American hardwoods derive from managed natural forests, which have
high natural bio-diversity, provide a habitat for a wide range of
species, and are very resilient to fire and pests. The RPA Assessment
also indicates that overall hardwood forests are getting older in
the States and that this maturation is leading to increased ecosystem
diversity.
Fertile forest soils and favourable growing conditions in the US
mean that hardwood forests are most effectively renewed through
natural regeneration. Selection harvesting, involving the removal
of specified individuals or small groups of trees, is typical in
American hardwood forests, which offer a greater diversity of timber
species than any other temperate hardwood forest resource. At a
time when there is a trend towards relatively uniform plantation
woods in many other parts of the world, American hardwoods continue
to offer all the variety and decorative advantages of natural forest
woods.
Over the last 50 years throughout the US there has been a 39% increase
in the amount of wood and paper products produced per cubic foot
of wood input. The application of a set of internationally recognised
grading rules, established more than 100 years ago by the National
Hardwood Lumber Association (NHLA), has made a major contribution
to waste minimisation in the American hardwood lumber industry.
The
United States operates an effective and enforced regulatory framework
to deliver sustainable forest management. Its approach to forest
regulation is adapted to a national forest environment in which
there is a well developed private industry sector with a very long
history of private forest management and a strong civil society.

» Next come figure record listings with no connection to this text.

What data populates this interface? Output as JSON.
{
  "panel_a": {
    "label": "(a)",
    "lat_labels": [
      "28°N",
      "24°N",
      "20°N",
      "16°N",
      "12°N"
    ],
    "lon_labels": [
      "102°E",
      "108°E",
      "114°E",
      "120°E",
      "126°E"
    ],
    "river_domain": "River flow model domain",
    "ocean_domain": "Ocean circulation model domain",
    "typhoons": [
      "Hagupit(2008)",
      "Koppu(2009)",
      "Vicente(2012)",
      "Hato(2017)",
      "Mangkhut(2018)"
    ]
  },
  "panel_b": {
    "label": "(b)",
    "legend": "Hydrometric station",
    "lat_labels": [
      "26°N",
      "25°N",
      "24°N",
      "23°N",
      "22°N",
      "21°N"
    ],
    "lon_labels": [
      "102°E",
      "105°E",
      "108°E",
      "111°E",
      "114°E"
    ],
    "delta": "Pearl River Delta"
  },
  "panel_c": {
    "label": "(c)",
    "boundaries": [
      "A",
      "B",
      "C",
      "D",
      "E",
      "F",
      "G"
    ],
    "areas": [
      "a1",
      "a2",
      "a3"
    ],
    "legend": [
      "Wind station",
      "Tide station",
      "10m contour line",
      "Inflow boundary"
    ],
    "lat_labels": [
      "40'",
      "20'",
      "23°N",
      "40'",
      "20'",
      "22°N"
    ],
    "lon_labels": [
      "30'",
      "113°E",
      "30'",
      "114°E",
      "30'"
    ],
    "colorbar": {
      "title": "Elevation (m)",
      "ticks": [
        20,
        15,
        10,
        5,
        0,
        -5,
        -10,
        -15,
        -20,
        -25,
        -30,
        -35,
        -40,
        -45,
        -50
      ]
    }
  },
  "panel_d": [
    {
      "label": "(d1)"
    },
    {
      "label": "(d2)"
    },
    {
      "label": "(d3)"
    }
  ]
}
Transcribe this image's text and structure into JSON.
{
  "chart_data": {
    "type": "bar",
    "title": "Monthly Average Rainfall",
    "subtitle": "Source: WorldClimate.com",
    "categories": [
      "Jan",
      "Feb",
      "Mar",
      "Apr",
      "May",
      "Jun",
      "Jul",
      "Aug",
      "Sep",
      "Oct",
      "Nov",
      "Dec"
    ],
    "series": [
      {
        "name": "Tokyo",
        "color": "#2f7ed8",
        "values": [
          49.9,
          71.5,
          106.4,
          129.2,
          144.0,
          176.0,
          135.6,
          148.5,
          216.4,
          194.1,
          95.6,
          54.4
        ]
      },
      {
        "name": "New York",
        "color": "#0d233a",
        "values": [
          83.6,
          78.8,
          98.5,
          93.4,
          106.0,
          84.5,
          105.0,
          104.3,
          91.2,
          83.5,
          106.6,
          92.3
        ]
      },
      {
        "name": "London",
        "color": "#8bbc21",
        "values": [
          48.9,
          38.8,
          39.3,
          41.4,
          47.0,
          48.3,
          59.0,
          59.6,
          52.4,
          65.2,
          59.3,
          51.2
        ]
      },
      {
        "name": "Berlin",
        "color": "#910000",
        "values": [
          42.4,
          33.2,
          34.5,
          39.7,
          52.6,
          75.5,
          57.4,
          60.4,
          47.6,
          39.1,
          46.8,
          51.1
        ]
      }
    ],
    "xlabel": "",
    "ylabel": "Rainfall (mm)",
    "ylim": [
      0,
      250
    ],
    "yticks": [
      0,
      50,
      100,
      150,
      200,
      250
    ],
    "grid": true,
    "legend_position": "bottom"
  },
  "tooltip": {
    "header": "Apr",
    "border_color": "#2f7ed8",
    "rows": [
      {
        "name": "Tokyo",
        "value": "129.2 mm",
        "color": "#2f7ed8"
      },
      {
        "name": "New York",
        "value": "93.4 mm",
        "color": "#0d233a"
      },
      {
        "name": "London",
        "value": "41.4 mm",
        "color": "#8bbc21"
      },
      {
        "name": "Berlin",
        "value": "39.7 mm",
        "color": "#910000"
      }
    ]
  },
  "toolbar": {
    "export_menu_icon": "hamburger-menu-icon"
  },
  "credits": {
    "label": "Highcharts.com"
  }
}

Around 73% of hardwood forest land in the eastern States is privately
owned, often by fami-lies whose ownership stretches back several
generations. There are approximately four million private forest
owners with an average lot size of 50 acres. The hardwood processing
industry owns only 11% of the eastern US hardwood resource, with
the balance of 16% owned by Federal and State Governments.
All forest owners in the United States are subject to Federal legislation
designed to protect habitats for threatened species and 44 States
now have best management practice legislation.